Wednesday, May 13, 2009

The Big Box

I read this article a couple months ago, but I see that Cafe Hayek has linked to it which gives me an excuse to highlight it.

Charles Platt is a journalist who decided to pull a Barbara Ehrenbacher and get a job at Wal-Mart to see what life is like on the inside of the "notorious" discount retailer. What he found might surprise those of you who thought that Wal-Mart is a modern day Simon Legree. Platt found working at Wal-Mart was hardly oppressive and that, more surprisingly, Wal-Mart's employees had a lot of autonomy, including the ability to place large merchandising orders. Platt does allow that working at Wal-Mart is not a high-wage job, but that leads him to some conclusions that would appall the Progressive Set:

I found myself reaching an inescapable conclusion. Low wages are not a Wal-Mart problem. They are an industry-wide problem, afflicting all unskilled entry-level jobs, and the reason should be obvious.

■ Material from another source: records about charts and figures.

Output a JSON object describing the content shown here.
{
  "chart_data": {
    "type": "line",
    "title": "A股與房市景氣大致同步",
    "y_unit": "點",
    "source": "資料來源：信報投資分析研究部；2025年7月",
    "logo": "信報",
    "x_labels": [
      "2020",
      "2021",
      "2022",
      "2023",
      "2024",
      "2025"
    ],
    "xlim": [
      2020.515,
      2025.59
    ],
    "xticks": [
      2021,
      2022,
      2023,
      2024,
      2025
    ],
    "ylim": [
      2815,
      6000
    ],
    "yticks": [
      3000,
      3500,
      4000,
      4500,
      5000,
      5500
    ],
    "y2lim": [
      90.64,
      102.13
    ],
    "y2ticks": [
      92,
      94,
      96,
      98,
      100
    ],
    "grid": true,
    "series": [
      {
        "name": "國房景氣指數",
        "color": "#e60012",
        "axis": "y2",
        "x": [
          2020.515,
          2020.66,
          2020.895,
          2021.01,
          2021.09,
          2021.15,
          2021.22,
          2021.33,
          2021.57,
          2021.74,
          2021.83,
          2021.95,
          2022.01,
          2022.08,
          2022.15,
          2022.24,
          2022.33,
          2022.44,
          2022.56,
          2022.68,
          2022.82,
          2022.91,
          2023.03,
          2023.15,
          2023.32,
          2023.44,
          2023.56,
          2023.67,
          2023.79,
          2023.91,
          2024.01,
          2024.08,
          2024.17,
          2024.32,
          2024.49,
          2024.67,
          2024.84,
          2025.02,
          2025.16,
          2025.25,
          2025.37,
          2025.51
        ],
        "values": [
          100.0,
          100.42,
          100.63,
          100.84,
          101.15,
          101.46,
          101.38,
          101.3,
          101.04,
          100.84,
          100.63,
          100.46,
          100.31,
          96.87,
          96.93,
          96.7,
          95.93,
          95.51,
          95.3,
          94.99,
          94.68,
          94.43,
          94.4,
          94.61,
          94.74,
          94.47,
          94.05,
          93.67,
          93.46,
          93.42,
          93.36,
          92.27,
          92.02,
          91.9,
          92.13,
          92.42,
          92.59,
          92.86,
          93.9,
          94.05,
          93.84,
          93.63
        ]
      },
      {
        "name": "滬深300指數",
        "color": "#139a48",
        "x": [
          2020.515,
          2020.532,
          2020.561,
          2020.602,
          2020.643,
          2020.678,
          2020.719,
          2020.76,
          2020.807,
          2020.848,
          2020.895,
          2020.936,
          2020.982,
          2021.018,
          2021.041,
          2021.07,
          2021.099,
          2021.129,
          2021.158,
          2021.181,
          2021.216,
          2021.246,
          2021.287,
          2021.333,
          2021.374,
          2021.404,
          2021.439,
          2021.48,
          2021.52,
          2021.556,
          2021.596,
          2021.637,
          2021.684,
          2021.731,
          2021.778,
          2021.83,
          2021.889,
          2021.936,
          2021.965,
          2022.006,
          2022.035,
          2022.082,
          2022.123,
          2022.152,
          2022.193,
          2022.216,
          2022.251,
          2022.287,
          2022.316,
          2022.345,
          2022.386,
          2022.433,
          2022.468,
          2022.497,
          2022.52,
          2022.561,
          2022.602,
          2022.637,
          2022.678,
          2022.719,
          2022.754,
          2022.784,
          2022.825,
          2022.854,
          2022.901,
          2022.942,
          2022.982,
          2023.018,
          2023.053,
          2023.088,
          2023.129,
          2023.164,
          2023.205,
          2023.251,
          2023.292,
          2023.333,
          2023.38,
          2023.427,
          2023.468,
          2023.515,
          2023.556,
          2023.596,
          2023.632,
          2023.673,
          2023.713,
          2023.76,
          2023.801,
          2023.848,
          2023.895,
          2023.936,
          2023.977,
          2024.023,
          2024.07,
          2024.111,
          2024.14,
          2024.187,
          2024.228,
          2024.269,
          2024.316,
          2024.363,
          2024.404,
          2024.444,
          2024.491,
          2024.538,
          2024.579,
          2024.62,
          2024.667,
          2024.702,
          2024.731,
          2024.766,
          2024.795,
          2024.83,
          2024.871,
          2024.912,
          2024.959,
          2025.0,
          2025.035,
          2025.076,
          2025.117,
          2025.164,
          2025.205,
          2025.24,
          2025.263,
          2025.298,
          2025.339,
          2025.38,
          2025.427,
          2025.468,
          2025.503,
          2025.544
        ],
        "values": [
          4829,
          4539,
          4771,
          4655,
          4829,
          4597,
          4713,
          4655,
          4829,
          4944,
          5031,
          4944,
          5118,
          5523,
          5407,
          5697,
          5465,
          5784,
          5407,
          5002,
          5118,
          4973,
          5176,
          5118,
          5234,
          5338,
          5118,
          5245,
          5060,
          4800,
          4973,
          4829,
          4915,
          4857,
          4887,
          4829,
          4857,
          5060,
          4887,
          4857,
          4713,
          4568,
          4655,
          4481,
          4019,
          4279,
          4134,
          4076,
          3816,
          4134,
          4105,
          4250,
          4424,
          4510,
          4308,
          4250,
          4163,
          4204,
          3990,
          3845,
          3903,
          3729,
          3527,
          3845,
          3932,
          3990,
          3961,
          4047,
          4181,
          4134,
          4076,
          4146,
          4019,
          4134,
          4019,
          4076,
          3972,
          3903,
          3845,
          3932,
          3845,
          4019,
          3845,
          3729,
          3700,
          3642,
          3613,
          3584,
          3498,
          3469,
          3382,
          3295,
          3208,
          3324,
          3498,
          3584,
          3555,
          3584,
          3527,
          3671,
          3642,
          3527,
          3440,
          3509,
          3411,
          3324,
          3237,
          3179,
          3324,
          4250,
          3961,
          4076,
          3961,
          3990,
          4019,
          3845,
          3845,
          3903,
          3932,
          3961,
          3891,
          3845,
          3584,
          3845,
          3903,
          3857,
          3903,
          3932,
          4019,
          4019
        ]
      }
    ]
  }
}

In our free-enterprise system, employees are valued largely in terms of what they can do. This is why teenagers fresh out of high school often go to vocational training institutes to become auto mechanics or electricians. They understand a basic principle that seems to elude social commentators, politicians and union organizers. If you want better pay, you need to learn skills that are in demand.

The blunt tools of legislation or union power can force a corporation to pay higher wages, but if employees don't create an equal amount of additional value, there's no net gain. All other factors remaining equal, the store will have to charge higher prices for its merchandise, and its competitive position will suffer.

This is Economics 101, but no one wants to believe it, because it tells us that a legislative or unionized quick-fix is not going to work in the long term. If you want people to be wealthier, they have to create additional wealth.


When he says "no one," he means liberals and progressives in the intellectual, media, and political elite. Some of figured this out during our first after-school job.

Having dissed the unions, Platt then goes off on public schools and (by extension) our useless teachers:

To my mind, the real scandal is not that a large corporation doesn't pay people more. The scandal is that so many people have so little economic value. Despite (or because of) a free public school system, millions of teenagers enter the work force without marketable skills. So why would anyone expect them to be well paid?

Damn right. Think of all the time wasted in high school (and earlier) on learning about stuff like Earth Day, "A Color Purple," Kwanza, sex ed., etc. Think of the millions of average kids forced to spend hours yawning through the schoolday, learning nothing (or close to it), until they graduate and SURPRISE! they struggle to find post-high school work.